Th. Si la puissance est prise pour la source de l’action, elle dit quelque chose de plus qu’une aptitude ou facilité, par laquelle on a expliqué la puissance dans le chapitre précédent ; car elle renferme encore la tendance, comme j’ai déjà remarqué plus d’une fois. C’est pourquoi, dans ce sens, j’ai coutume de lui affecter le terme d’entéléchie, qui est ou primitive et répond à l’âme prise pour quelque chose d’abstrait, ou dérivative, telle qu’on conçoit dans le conatus et dans la vigueur et impétuosité, Le terme de cause n’est entendu ici que de la cause efficiente ; mais on l’entend encore de la finale ou du motif, pour ne point parler ici de la matière et de la forme, qu’on appelle encore causes dans les écoles. Je ne sais si l’on peut dire que le même être est appelé action dans l’agent et passion dans le patient, et se trouve ainsi en deux sujets à la fois comme le rapport, et s’il ne vaut mieux de dire que ce sont deux êtres, l’un dans l’agent, l’autre dans le patient.

Ph. Plusieurs mots, qui semblent exprimer quelque action, ne signifient que la cause et l’effet ; comme la création et l’annihilation ne renferment aucune idée de l’action ou de la manière, mais simplement de la cause et de la chose qui est produite.
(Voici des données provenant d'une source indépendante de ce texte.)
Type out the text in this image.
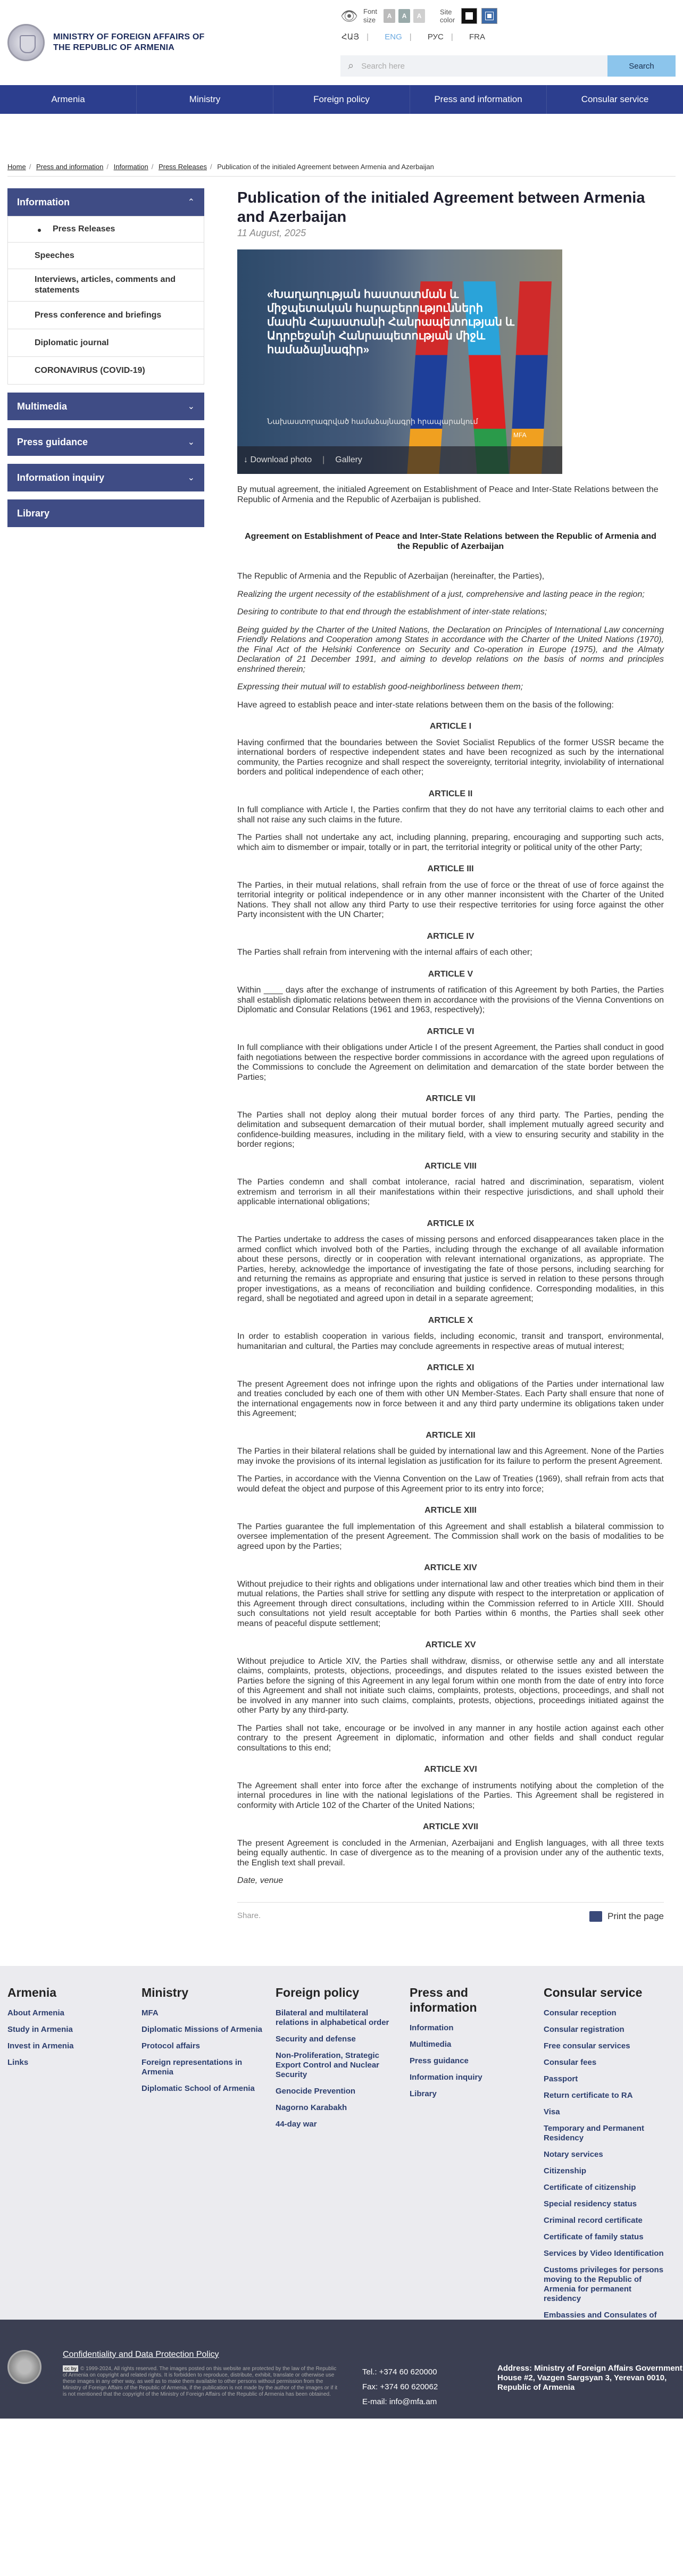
MINISTRY OF FOREIGN AFFAIRS OF
THE REPUBLIC OF ARMENIA
👁 Font
size	A	A	A	Site
color
ՀԱՅ | ENG | РУС | FRA
⌕ Search here	Search
Armenia	Ministry	Foreign policy	Press and information	Consular service
Home / Press and information / Information / Press Releases / Publication of the initialed Agreement between Armenia and Azerbaijan
Information	⌃
Press Releases
Speeches
Interviews, articles, comments and statements
Press conference and briefings
Diplomatic journal
CORONAVIRUS (COVID-19)
Multimedia	⌄
Press guidance	⌄
Information inquiry	⌄
Library
Publication of the initialed Agreement between Armenia and Azerbaijan
11 August, 2025
«Խաղաղության հաստատման և միջպետական հարաբերությունների մասին Հայաստանի Հանրապետության և Ադրբեջանի Հանրապետության միջև համաձայնագիր»
Նախաստորագրված համաձայնագրի հրապարակում
MFA
↓ Download photo | Gallery

By mutual agreement, the initialed Agreement on Establishment of Peace and Inter-State Relations between the Republic of Armenia and the Republic of Azerbaijan is published.

Agreement on Establishment of Peace and Inter-State Relations between the Republic of Armenia and the Republic of Azerbaijan

The Republic of Armenia and the Republic of Azerbaijan (hereinafter, the Parties),

Realizing the urgent necessity of the establishment of a just, comprehensive and lasting peace in the region;

Desiring to contribute to that end through the establishment of inter-state relations;

Being guided by the Charter of the United Nations, the Declaration on Principles of International Law concerning Friendly Relations and Cooperation among States in accordance with the Charter of the United Nations (1970), the Final Act of the Helsinki Conference on Security and Co-operation in Europe (1975), and the Almaty Declaration of 21 December 1991, and aiming to develop relations on the basis of norms and principles enshrined therein;

Expressing their mutual will to establish good-neighborliness between them;

Have agreed to establish peace and inter-state relations between them on the basis of the following:

ARTICLE I

Having confirmed that the boundaries between the Soviet Socialist Republics of the former USSR became the international borders of respective independent states and have been recognized as such by the international community, the Parties recognize and shall respect the sovereignty, territorial integrity, inviolability of international borders and political independence of each other;

ARTICLE II

In full compliance with Article I, the Parties confirm that they do not have any territorial claims to each other and shall not raise any such claims in the future.

The Parties shall not undertake any act, including planning, preparing, encouraging and supporting such acts, which aim to dismember or impair, totally or in part, the territorial integrity or political unity of the other Party;

ARTICLE III

The Parties, in their mutual relations, shall refrain from the use of force or the threat of use of force against the territorial integrity or political independence or in any other manner inconsistent with the Charter of the United Nations. They shall not allow any third Party to use their respective territories for using force against the other Party inconsistent with the UN Charter;

ARTICLE IV

The Parties shall refrain from intervening with the internal affairs of each other;

ARTICLE V

Within ____ days after the exchange of instruments of ratification of this Agreement by both Parties, the Parties shall establish diplomatic relations between them in accordance with the provisions of the Vienna Conventions on Diplomatic and Consular Relations (1961 and 1963, respectively);

ARTICLE VI

In full compliance with their obligations under Article I of the present Agreement, the Parties shall conduct in good faith negotiations between the respective border commissions in accordance with the agreed upon regulations of the Commissions to conclude the Agreement on delimitation and demarcation of the state border between the Parties;

ARTICLE VII

The Parties shall not deploy along their mutual border forces of any third party. The Parties, pending the delimitation and subsequent demarcation of their mutual border, shall implement mutually agreed security and confidence-building measures, including in the military field, with a view to ensuring security and stability in the border regions;

ARTICLE VIII

The Parties condemn and shall combat intolerance, racial hatred and discrimination, separatism, violent extremism and terrorism in all their manifestations within their respective jurisdictions, and shall uphold their applicable international obligations;

ARTICLE IX

The Parties undertake to address the cases of missing persons and enforced disappearances taken place in the armed conflict which involved both of the Parties, including through the exchange of all available information about these persons, directly or in cooperation with relevant international organizations, as appropriate. The Parties, hereby, acknowledge the importance of investigating the fate of those persons, including searching for and returning the remains as appropriate and ensuring that justice is served in relation to these persons through proper investigations, as a means of reconciliation and building confidence. Corresponding modalities, in this regard, shall be negotiated and agreed upon in detail in a separate agreement;

ARTICLE X

In order to establish cooperation in various fields, including economic, transit and transport, environmental, humanitarian and cultural, the Parties may conclude agreements in respective areas of mutual interest;

ARTICLE XI

The present Agreement does not infringe upon the rights and obligations of the Parties under international law and treaties concluded by each one of them with other UN Member-States. Each Party shall ensure that none of the international engagements now in force between it and any third party undermine its obligations taken under this Agreement;

ARTICLE XII

The Parties in their bilateral relations shall be guided by international law and this Agreement. None of the Parties may invoke the provisions of its internal legislation as justification for its failure to perform the present Agreement.

The Parties, in accordance with the Vienna Convention on the Law of Treaties (1969), shall refrain from acts that would defeat the object and purpose of this Agreement prior to its entry into force;

ARTICLE XIII

The Parties guarantee the full implementation of this Agreement and shall establish a bilateral commission to oversee implementation of the present Agreement. The Commission shall work on the basis of modalities to be agreed upon by the Parties;

ARTICLE XIV

Without prejudice to their rights and obligations under international law and other treaties which bind them in their mutual relations, the Parties shall strive for settling any dispute with respect to the interpretation or application of this Agreement through direct consultations, including within the Commission referred to in Article XIII. Should such consultations not yield result acceptable for both Parties within 6 months, the Parties shall seek other means of peaceful dispute settlement;

ARTICLE XV

Without prejudice to Article XIV, the Parties shall withdraw, dismiss, or otherwise settle any and all interstate claims, complaints, protests, objections, proceedings, and disputes related to the issues existed between the Parties before the signing of this Agreement in any legal forum within one month from the date of entry into force of this Agreement and shall not initiate such claims, complaints, protests, objections, proceedings, and shall not be involved in any manner into such claims, complaints, protests, objections, proceedings initiated against the other Party by any third-party.

The Parties shall not take, encourage or be involved in any manner in any hostile action against each other contrary to the present Agreement in diplomatic, information and other fields and shall conduct regular consultations to this end;

ARTICLE XVI

The Agreement shall enter into force after the exchange of instruments notifying about the completion of the internal procedures in line with the national legislations of the Parties. This Agreement shall be registered in conformity with Article 102 of the Charter of the United Nations;

ARTICLE XVII

The present Agreement is concluded in the Armenian, Azerbaijani and English languages, with all three texts being equally authentic. In case of divergence as to the meaning of a provision under any of the authentic texts, the English text shall prevail.

Date, venue

Share.	Print the page
Armenia
About Armenia
Study in Armenia
Invest in Armenia
Links
Ministry
MFA
Diplomatic Missions of Armenia
Protocol affairs
Foreign representations in Armenia
Diplomatic School of Armenia
Foreign policy
Bilateral and multilateral relations in alphabetical order
Security and defense
Non-Proliferation, Strategic Export Control and Nuclear Security
Genocide Prevention
Nagorno Karabakh
44-day war
Press and information
Information
Multimedia
Press guidance
Information inquiry
Library
Consular service
Consular reception
Consular registration
Free consular services
Consular fees
Passport
Return certificate to RA
Visa
Temporary and Permanent Residency
Notary services
Citizenship
Certificate of citizenship
Special residency status
Criminal record certificate
Certificate of family status
Services by Video Identification
Customs privileges for persons moving to the Republic of Armenia for permanent residency
Embassies and Consulates of
Confidentiality and Data Protection Policy
cc by © 1999-2024, All rights reserved. The images posted on this website are protected by the law of the Republic of Armenia on copyright and related rights. It is forbidden to reproduce, distribute, exhibit, translate or otherwise use these images in any other way, as well as to make them available to other persons without permission from the Ministry of Foreign Affairs of the Republic of Armenia, if the publication is not made by the author of the images or if it is not mentioned that the copyright of the Ministry of Foreign Affairs of the Republic of Armenia has been obtained.
Tel.: +374 60 620000
Fax: +374 60 620062
E-mail: info@mfa.am
Address: Ministry of Foreign Affairs Government House #2, Vazgen Sargsyan 3, Yerevan 0010, Republic of Armenia
f	t	▶ ◎	♪	in ✈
Th. J’avoue qu’en pensant à la création on ne conçoit point une manière d’agir, capable de quelque détail, qui ne saurait même y avoir lieu ; mais, puisqu’on exprime quelque chose de plus que Dieu et le monde (car on pense que Dieu est la cause et le monde l’effet, ou bien que Dieu a produit le monde), il est manifeste qu’on pense encore à l’action.